The benchmarks, a series of statistical tables, allow heads and governors to compare their results in national curriculum tests and GCSE exams against the national averages for schools in similar social and economic circumstances.

From next September, they will be obliged to set their own school targets for academic improvement, using this week’s publication as a guide.

The Government’s curriculum quango, the Qualifications and Curriculum Authority, said the new statistical tables would “puncture complacency” across the system.

“For too long schools have been in the dark about how others like them are performing nationally,” said David Hawker, head of the QCA’s curriculum and assessment division.

“This has often meant that underachievement is not properly recognised and tackled. Now for the first time this information is available in easy-to-read tables. They will throw into sharp relief the disparity between schools in similar circumstances,” he said.

The tables are grouped according to factors such as the number of pupils taking free school meals, and the proportion speaking English as an additional language.

At key stage 2, for example, a head would be able to examine the national averages for the category of schools where more than 50 per cent of pupils speak English as a first language, but where between 36 and 50 per cent are eligible for free school meals.

The benchmark tables show the cut-off points for the bottom 25 per cent of pupils ranked by achievement, the top 25 per cent, the top 5 per cent and the median.

Schools will be receiving a further set of comparative information through a separate data initiative from the Office for Standards in Education.

OFSTED’s Performance and Assessment data (PANDA) will perform a similar function. Incorporating parts of this week’s benchmarking data, it will provide comparisons be-tween similar schools, too.

Both organisations are keen to address the wide variations in performance among schools in the same area.

Even the most favoured schools, where fewer than 9 per cent of pupils take free school meals, vary greatly. In those schools forming the top 25 per cent, 87 per cent or more of 11-year-olds reach the expected standard (Level 4) in literacy. Yet the bottom 25 per cent achieve only 68 per cent or worse.

The same scale of variation can be seen in the more typical category where between 9 and 20 per cent receive free meals. Here the top 25 per cent of schools get 78 per cent or more of their pupils up to Level 4. The bottom 25 per cent achieve 59 per cent or less.

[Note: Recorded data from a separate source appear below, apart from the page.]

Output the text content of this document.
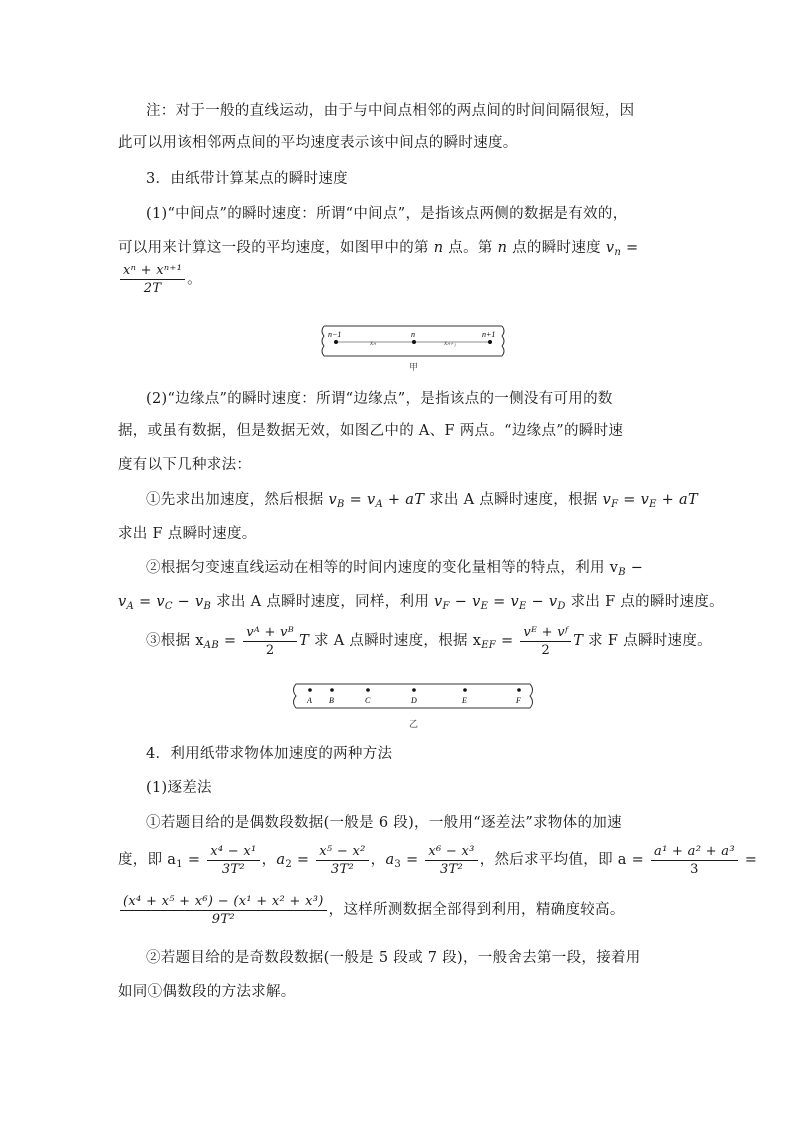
注：对于一般的直线运动，由于与中间点相邻的两点间的时间间隔很短，因
此可以用该相邻两点间的平均速度表示该中间点的瞬时速度。
3．由纸带计算某点的瞬时速度
(1)“中间点”的瞬时速度：所谓“中间点”，是指该点两侧的数据是有效的，
可以用来计算这一段的平均速度，如图甲中的第 n 点。第 n 点的瞬时速度 $v_n$ =
$\frac{\text{xⁿ + xⁿ⁺¹}}{2T}$ 。
n−1	n	n+1
xₙ	xₙ₊₁
甲
(2)“边缘点”的瞬时速度：所谓“边缘点”，是指该点的一侧没有可用的数
据，或虽有数据，但是数据无效，如图乙中的 A、F 两点。“边缘点”的瞬时速
度有以下几种求法：
①先求出加速度，然后根据 $v_B = v_A$ + aT 求出 A 点瞬时速度，根据 $v_F = v_E$ + aT
求出 F 点瞬时速度。
②根据匀变速直线运动在相等的时间内速度的变化量相等的特点，利用 $v_B$ −
$v_A = v_C - v_B$ 求出 A 点瞬时速度，同样，利用 $v_F - v_E = v_E - v_D$ 求出 F 点的瞬时速度。
③根据 $x_{AB} = \frac{\text{vᴬ + vᴮ}}{2}$ T 求 A 点瞬时速度，根据 $x_{EF} = \frac{\text{vᴱ + vᶠ}}{2}$ T 求 F 点瞬时速度。
A B	C	D	E	F
乙
4．利用纸带求物体加速度的两种方法
(1)逐差法
①若题目给的是偶数段数据(一般是 6 段)，一般用“逐差法”求物体的加速
度，即 $a_1 = \frac{\text{x⁴ − x¹}}{\text{3T²}}$ ，$a_2 = \frac{\text{x⁵ − x²}}{\text{3T²}}$ ，$a_3 = \frac{\text{x⁶ − x³}}{\text{3T²}}$ ，然后求平均值，即 $a = \frac{\text{a¹ + a² + a³}}{3}$ =
$\frac{\text{(x⁴ + x⁵ + x⁶) − (x¹ + x² + x³)}}{\text{9T²}}$ ，这样所测数据全部得到利用，精确度较高。
②若题目给的是奇数段数据(一般是 5 段或 7 段)，一般舍去第一段，接着用
如同①偶数段的方法求解。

Despite this range of scores, the effect of poverty is also clear from the list of median scores (the middle point in the achievement range). The median score for socially privileged schools is 78 per cent. This falls steadily down to 41 per cent among those schools where more than half the children are eligible for free school meals.

None the less, as ministers like to point out, even in this category there are some schools (5 per cent) where at least 68 per cent of their 11-year-olds reach the expected standard.